Elogios em evento de herdeiros de Franco
Num outro evento, ainda no governo Bolsonaro, Angela Gandra afirmou a parceiros internacionais que as autoridades em Brasília estavam comprometidas em expandir a agenda ultraconservadora pelo mundo, levando as pautas antiaborto e de combate ao que chamam de "ideologia de gênero" para novas organizações internacionais. Ela se desculpou depois pelo uso do termo.
A informação foi dada diante de movimentos ligados a grupos religiosos e mesmo partidos xenófobos, como o espanhol Vox, herdeiros políticos do franquismo. No encontro, ela foi amplamente elogiada pelos anfitriões.
Ao destacar o compromisso do governo Bolsonaro sobre o tema, a secretária garantiu que as autoridades não se limitariam a implementar as medidas no âmbito doméstico. "Vamos levar para a OEA (Organização dos Estados Americanos) e para a OCDE (Organização para a Cooperação e Desenvolvimento Econômico), em seu tempo", disse Angela Gandra.
Ação na Corte Suprema dos EUA contra o aborto
Gandra ainda participou do processo na Corte Suprema dos EUA que determinou um novo rumo para o aborto nos estados americanos.
A representante brasileira fez parte de um "amici curiae", um instrumento para submeter ao tribunal sua opinião em relação ao tema sob debate. A decisão da corte desmontou 50 anos de flexibilidade para o aborto nos EUA foi amplamente comemorada pelo bolsonarismo.
A secretária assinou o documento que defendia a revisão ao lado de 141 acadêmicos —alguns dos quais brasileiros— que submeteram à corte sua opinião.
Para observadores, a decisão da brasileira de participar do grupo demonstrava a aliança que existe entre o movimento ultraconservador brasileiro e o grupo nos EUA que pressionou por uma mudança na lei americana.
No documento, o grupo diz que, se a corte "optar por consultar o direito internacional neste caso, descobrirá que não existe nenhum tratado que reconheça o chamado direito humano ao aborto, nem tal direito foi estabelecido através do direito consuetudinário".
"Pelo contrário, a prática em todas as regiões demonstra uma prerrogativa consistente do Estado para proteger a vida não nascida. Tampouco qualquer tribunal internacional declarou a existência de um direito internacional ao aborto, mesmo em regiões com os regimes de aborto mais permissivos", disse.
A ofensiva da qual Gandra fez parte alega que um grupo tenta "inventar um novo direito ao aborto" e "erram ao interpretar instrumentos internacionais chave, tais como a Convenção sobre a Eliminação da Discriminação contra a Mulher, o Estatuto de Roma, e a Conferência Internacional sobre População e Desenvolvimento".

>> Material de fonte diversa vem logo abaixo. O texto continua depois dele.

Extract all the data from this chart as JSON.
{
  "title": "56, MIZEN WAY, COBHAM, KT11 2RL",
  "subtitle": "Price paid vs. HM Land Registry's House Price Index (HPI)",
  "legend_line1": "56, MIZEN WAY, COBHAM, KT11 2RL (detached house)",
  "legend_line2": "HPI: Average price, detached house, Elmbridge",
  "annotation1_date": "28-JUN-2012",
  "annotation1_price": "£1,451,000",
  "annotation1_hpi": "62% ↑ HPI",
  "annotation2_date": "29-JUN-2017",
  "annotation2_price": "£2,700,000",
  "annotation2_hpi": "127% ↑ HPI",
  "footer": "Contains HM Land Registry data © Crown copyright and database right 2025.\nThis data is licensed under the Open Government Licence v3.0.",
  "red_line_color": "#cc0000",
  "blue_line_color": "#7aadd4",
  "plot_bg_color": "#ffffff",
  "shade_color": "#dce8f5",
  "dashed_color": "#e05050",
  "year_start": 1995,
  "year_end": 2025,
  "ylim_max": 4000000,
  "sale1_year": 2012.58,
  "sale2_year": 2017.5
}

A visão de Gandra e os demais juristas se contrapõe ao que a ONU avalia como sendo a base do direito. Para a entidade, a decisão da corte foi "um grande golpe para os direitos humanos das mulheres e para a igualdade de gênero"."O acesso ao aborto seguro, legal e eficaz está firmemente enraizado na lei internacional dos direitos humanos e está no centro da autonomia e capacidade das mulheres e meninas de fazer suas próprias escolhas sobre seus corpos e vidas, livre de discriminação, violência e coerção", afirmou a ONU.

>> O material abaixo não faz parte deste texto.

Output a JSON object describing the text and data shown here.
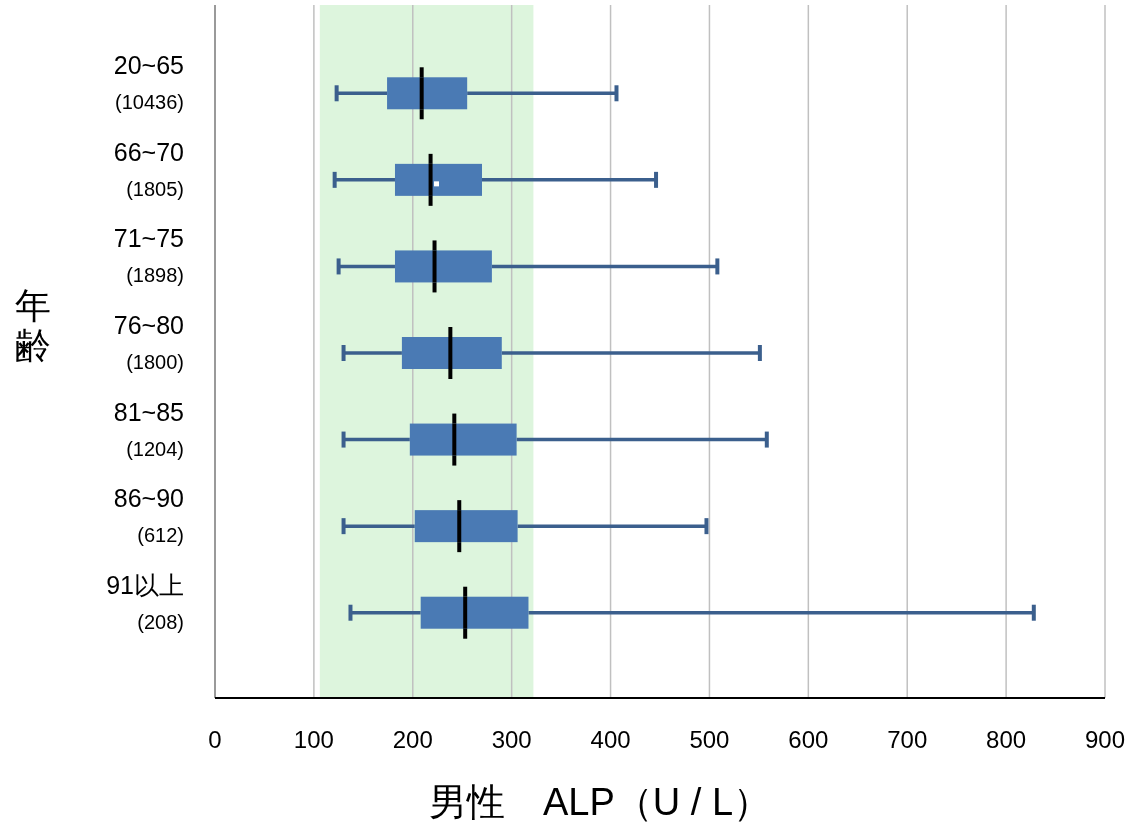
{
  "chart_data": {
    "type": "box",
    "orientation": "horizontal",
    "xlabel": "男性　ALP（U / L）",
    "ylabel": "年齢",
    "categories": [
      "20~65\n(10436)",
      "66~70\n(1805)",
      "71~75\n(1898)",
      "76~80\n(1800)",
      "81~85\n(1204)",
      "86~90\n(612)",
      "91以上\n(208)"
    ],
    "color": "#4a7ab4",
    "boxes": [
      {
        "low": 123,
        "q1": 174,
        "median": 209,
        "q3": 255,
        "high": 406
      },
      {
        "low": 121,
        "q1": 182,
        "median": 218,
        "q3": 270,
        "high": 446,
        "mean": 224
      },
      {
        "low": 125,
        "q1": 182,
        "median": 222,
        "q3": 280,
        "high": 508
      },
      {
        "low": 130,
        "q1": 189,
        "median": 238,
        "q3": 290,
        "high": 551
      },
      {
        "low": 130,
        "q1": 197,
        "median": 242,
        "q3": 305,
        "high": 558
      },
      {
        "low": 130,
        "q1": 202,
        "median": 247,
        "q3": 306,
        "high": 497
      },
      {
        "low": 137,
        "q1": 208,
        "median": 253,
        "q3": 317,
        "high": 828
      }
    ],
    "xlim": [
      0,
      900
    ],
    "xticks": [
      0,
      100,
      200,
      300,
      400,
      500,
      600,
      700,
      800,
      900
    ],
    "grid": "x",
    "bands": [
      {
        "axis": "x",
        "from": 106,
        "to": 322,
        "color": "#ddf5dd"
      }
    ]
  }
}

"Esta decisão tira tal autonomia de milhões de mulheres nos EUA, em particular aquelas com baixa renda e as que pertencem a minorias raciais e étnicas, em detrimento de seus direitos fundamentais", alertou Michelle Bachelet, a então alta comissária da ONU para Direitos Humanos. "Mais de 50 países com leis anteriormente restritivas liberalizaram sua legislação sobre aborto nos últimos 25 anos. Com a decisão, os EUA lamentavelmente estão se afastando desta tendência progressiva", completa.
Na ocasião, o Ministério da Família, Mulher e Direitos Humanos explicou que Angela é professora universitária. "Durante a sua carreira buscou a participação em pautas de interesse acadêmico. A secretária sempre destacou o seu posicionamento em defesa da vida, sendo um dos motivos para compor a equipe de gestores do atual governo", afirmou.